通勤電車で一緒になる女性に恋して散ったブサメンの日常

卑屈

卑屈な考えからは何も生み出せません。「どうせ自分なんか」と思ったところで何の解決にもならないことはよく分かっていますし、誰しも前向きに生きたいものです。

しかし、どうしても卑屈な考えに陥ってしまうのもまた人間です。「どうせブサイクだし」― 昨夜から何をどう考えてもここに行き着きます。

同僚やボスは私の内面がこのようなことになっているなど思ってもいないはずです。少なくともオフィスではミスをせず、与えられたミッションを完ぺきにこなし、確実に成果を上げています。

他人に優しく、自分に厳しく、減量中のプロボクサーのようにストイックに自分を追い込んでいます。他人の泣き言を聞いても、自分の泣き言は聞かせません。

私が毎日このようなこと書いているとは誰も思っていないでしょうし、もし同僚やボスにここを見られたら本気で夜逃げしようかと考えています。

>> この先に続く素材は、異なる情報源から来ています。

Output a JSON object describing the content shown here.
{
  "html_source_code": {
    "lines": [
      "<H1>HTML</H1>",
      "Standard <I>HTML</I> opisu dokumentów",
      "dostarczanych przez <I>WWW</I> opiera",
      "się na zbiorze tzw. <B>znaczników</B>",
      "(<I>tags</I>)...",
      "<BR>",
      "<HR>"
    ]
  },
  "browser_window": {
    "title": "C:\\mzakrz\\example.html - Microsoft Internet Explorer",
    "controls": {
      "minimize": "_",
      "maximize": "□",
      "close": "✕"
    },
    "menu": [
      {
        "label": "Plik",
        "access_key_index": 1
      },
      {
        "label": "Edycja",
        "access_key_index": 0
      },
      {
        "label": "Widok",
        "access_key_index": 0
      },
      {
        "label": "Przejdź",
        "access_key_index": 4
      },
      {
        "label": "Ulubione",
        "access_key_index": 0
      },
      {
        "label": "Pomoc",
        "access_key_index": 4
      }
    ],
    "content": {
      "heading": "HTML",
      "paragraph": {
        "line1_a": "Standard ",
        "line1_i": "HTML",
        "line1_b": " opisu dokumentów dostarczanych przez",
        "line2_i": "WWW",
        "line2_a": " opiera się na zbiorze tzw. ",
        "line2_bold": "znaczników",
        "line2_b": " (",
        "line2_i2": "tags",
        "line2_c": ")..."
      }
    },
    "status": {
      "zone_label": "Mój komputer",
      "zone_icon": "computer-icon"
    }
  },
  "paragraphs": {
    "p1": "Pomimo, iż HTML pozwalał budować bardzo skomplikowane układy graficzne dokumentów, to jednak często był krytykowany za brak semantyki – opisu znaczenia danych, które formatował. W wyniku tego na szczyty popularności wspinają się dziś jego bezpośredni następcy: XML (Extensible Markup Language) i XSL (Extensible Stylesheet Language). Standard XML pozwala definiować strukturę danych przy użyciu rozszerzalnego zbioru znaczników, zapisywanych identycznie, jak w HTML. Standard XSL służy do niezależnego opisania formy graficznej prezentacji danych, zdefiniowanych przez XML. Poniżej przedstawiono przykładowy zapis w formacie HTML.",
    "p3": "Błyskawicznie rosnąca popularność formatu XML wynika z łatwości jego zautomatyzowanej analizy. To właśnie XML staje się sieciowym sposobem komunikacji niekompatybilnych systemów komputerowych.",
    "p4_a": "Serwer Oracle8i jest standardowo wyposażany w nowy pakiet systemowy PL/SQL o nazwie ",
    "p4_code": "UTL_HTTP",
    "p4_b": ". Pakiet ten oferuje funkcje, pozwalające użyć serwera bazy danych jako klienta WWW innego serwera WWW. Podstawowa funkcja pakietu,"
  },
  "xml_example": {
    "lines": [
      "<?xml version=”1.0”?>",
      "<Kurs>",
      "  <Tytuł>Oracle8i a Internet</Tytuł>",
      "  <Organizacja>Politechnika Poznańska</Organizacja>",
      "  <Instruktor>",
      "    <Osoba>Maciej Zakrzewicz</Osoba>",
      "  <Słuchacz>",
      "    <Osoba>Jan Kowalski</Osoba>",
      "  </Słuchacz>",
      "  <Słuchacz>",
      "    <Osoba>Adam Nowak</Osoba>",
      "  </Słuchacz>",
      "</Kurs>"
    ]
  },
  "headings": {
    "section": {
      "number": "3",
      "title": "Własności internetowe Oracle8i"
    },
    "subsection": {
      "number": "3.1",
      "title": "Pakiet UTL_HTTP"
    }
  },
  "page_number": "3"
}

今朝はふみちゃんがいませんでした。「もしかしたら昨夜、私と会ってしまって気持ち悪いから、時間や経路を変えたのではないか」という考えが頭の中をぐるぐる回っています。

ふみちゃんを嫌な気持ちにしてしまったことを謝れればまだよいのですが、私にはその機会すら与えられません。ずっと悩み続けることがブサイクの宿命です。

「ずずずのこんなミスは初めて見たし、そういえば何だか顔色が悪いけど、大丈夫か?」― 同僚に声をかけられました。

私が編集したもので1ページが丸々抜けているという、信じられないミスをやっていました。ふだんはプロの校正者が見落としたものまで見つけるほどの精度を誇っているのに。

プライベートの問題をオフィスに持ち込むとは情けないこと極まりないのですが、どうも自分を上手くコントロールできず。酒が飲みたくて仕方ありません。